Le droit à la déconnexion est entré en vigueur le 01 janvier 2017 dans le cadre de la loi travail. Ce dernier vise à respecter les temps de repos et congés prévus, ainsi que l’équilibre vie professionnelle / vie privée des salariés.

Ce nouveau droit vient s’inscrire dans un monde “hyperconnecté” où il n’est deconnexion2.PNGpas rare de consulter, répondre ou encore trier ses emails durant le week-end et sur ses jours de repos. Une récente étude (septembre 2016) menée par le Cabinet Eléas spécialisé dans la prévention des risques psycho-sociaux, rapporte que 37% des actifs utilisent chaque jours leurs outils numériques professionnels en dehors du travail. 62% des actifs interrogés – dont une large majorité de cadres – réclament une régulation de l’usage de ces outils.

Concrètement, que prévoit la loi ?

Ce nouvel article de la loi El Khomri concerne les entreprises de plus de 50 salariés. L’objectif de ce droit à la déconnexion étant de respecter les temps de repos et l’équilibre de la vie des salariés, l’entreprise est tenue de mettre en place ”des instruments de régulation de l’outil numérique”. Dans le cadre de leur négociation annuelle “égalité professionnelle et qualité de vie”, elles devront désormais traiter de ce droit à la déconnexion. À défaut d’accord, l’employeur devra élaborer une charte définissant les modalités de l’exercice de cet article sur le droit à la déconnexion.

En pratique, la loi ne prévoit pas d’éteindre son smartphone à 18h ni même de couper les serveurs, il n’y a pas de mode d’emploi précis ! C’est aux entreprises de le trouver, puis de le mettre en place au sein de leur structure. Par exemple, il peut revenir au manager dans un premier temps de veiller à la “déconnexion” de son équipe, en montrant lui-même une attitude exemplaire vis-à-vis des outils numériques professionnels.

Attention : aucune sanction n’est toutefois prévue par la loi travail si ce droit n’est pas respecté, mais elle fournit aux salariés un nouvel argument sur lequel s’appuyer en cas de contentieux.

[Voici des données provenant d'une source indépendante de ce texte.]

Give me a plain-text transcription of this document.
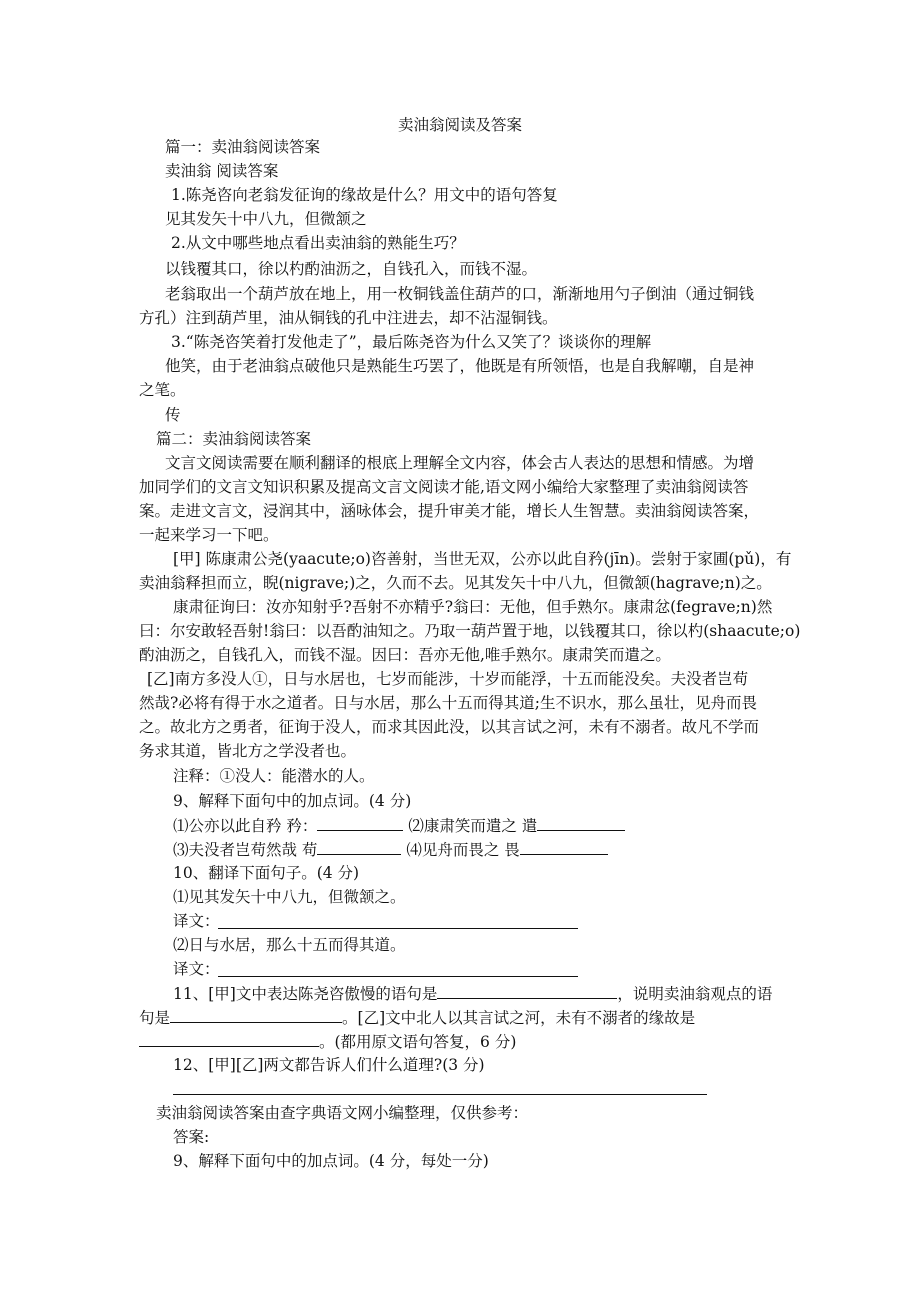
卖油翁阅读及答案
篇一：卖油翁阅读答案
卖油翁 阅读答案
1.陈尧咨向老翁发征询的缘故是什么？用文中的语句答复
见其发矢十中八九，但微颔之
2.从文中哪些地点看出卖油翁的熟能生巧？
以钱覆其口，徐以杓酌油沥之，自钱孔入，而钱不湿。
老翁取出一个葫芦放在地上，用一枚铜钱盖住葫芦的口，渐渐地用勺子倒油（通过铜钱
方孔）注到葫芦里，油从铜钱的孔中注进去，却不沾湿铜钱。
3.“陈尧咨笑着打发他走了”，最后陈尧咨为什么又笑了？谈谈你的理解
他笑，由于老油翁点破他只是熟能生巧罢了，他既是有所领悟，也是自我解嘲，自是神
之笔。
传
篇二：卖油翁阅读答案
文言文阅读需要在顺利翻译的根底上理解全文内容，体会古人表达的思想和情感。为增
加同学们的文言文知识积累及提高文言文阅读才能,语文网小编给大家整理了卖油翁阅读答
案。走进文言文，浸润其中，涵咏体会，提升审美才能，增长人生智慧。卖油翁阅读答案，
一起来学习一下吧。
[甲] 陈康肃公尧(yaacute;o)咨善射，当世无双，公亦以此自矜(jīn)。尝射于家圃(pǔ)，有
卖油翁释担而立，睨(nigrave;)之，久而不去。见其发矢十中八九，但微颔(hagrave;n)之。
康肃征询曰：汝亦知射乎?吾射不亦精乎?翁曰：无他，但手熟尔。康肃忿(fegrave;n)然
曰：尔安敢轻吾射!翁曰：以吾酌油知之。乃取一葫芦置于地，以钱覆其口，徐以杓(shaacute;o)
酌油沥之，自钱孔入，而钱不湿。因曰：吾亦无他,唯手熟尔。康肃笑而遣之。
[乙]南方多没人①，日与水居也，七岁而能涉，十岁而能浮，十五而能没矣。夫没者岂苟
然哉?必将有得于水之道者。日与水居，那么十五而得其道;生不识水，那么虽壮，见舟而畏
之。故北方之勇者，征询于没人，而求其因此没，以其言试之河，未有不溺者。故凡不学而
务求其道，皆北方之学没者也。
注释：①没人：能潜水的人。
9、解释下面句中的加点词。(4 分)
⑴公亦以此自矜 矜：	⑵康肃笑而遣之 遣
⑶夫没者岂苟然哉 苟	⑷见舟而畏之 畏
10、翻译下面句子。(4 分)
⑴见其发矢十中八九，但微颔之。
译文：
⑵日与水居，那么十五而得其道。
译文：
11、[甲]文中表达陈尧咨傲慢的语句是	，说明卖油翁观点的语
句是	。[乙]文中北人以其言试之河，未有不溺者的缘故是
。(都用原文语句答复，6 分)
12、[甲][乙]两文都告诉人们什么道理?(3 分)
卖油翁阅读答案由查字典语文网小编整理，仅供参考：
答案:
9、解释下面句中的加点词。(4 分，每处一分)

5 exemples d’initiatives de ce droit à la déconnexion

Certaines entreprises ont déjà commencé à instaurer ce processus, voici un top 5 des initiatives mises en place :

  • Le blocage des serveurs le soir et le week-end : de 18h à 7h ainsi que le week-end, les salariés allemands (hors-managers !) du constructeur automobile Volkswagen y sont soumis. Cette mesure semble également séduire le groupe bancaire BPCE en France qui envisage d’adopter une mesure similaire.
  • La reconnaissance du travail à la maison : les salariés allemands du groupe BMW ont la possibilité de saisir en ligne sur le CET le nombre d’heures passées à travailler à la maison (traitement des emails par exemple).
  • Un message déculpabilisateur : plusieurs grands groupes tels que Engie inscrivent en bas de leurs correspondances “mon mail n’attend pas de réponse immédiate”.
  • Des journées sans mails : elles ont notamment été mise en place par le site PriceMinister Rakuten en France dans l’objectif est de sensibiliser les salariés à ce droit à la déconnexion.
  • La mise en vacances des boîtes mails ou encore “Mail on Holiday”. Cette mesure peut sembler assez radicale puisqu’elle propose l’effacement automatique d’un mail envoyé à un salarié étant en congé. Un mail de réponse est alors envoyé à l’émetteur, lui demandant de tourner sa demande vers une autre personne.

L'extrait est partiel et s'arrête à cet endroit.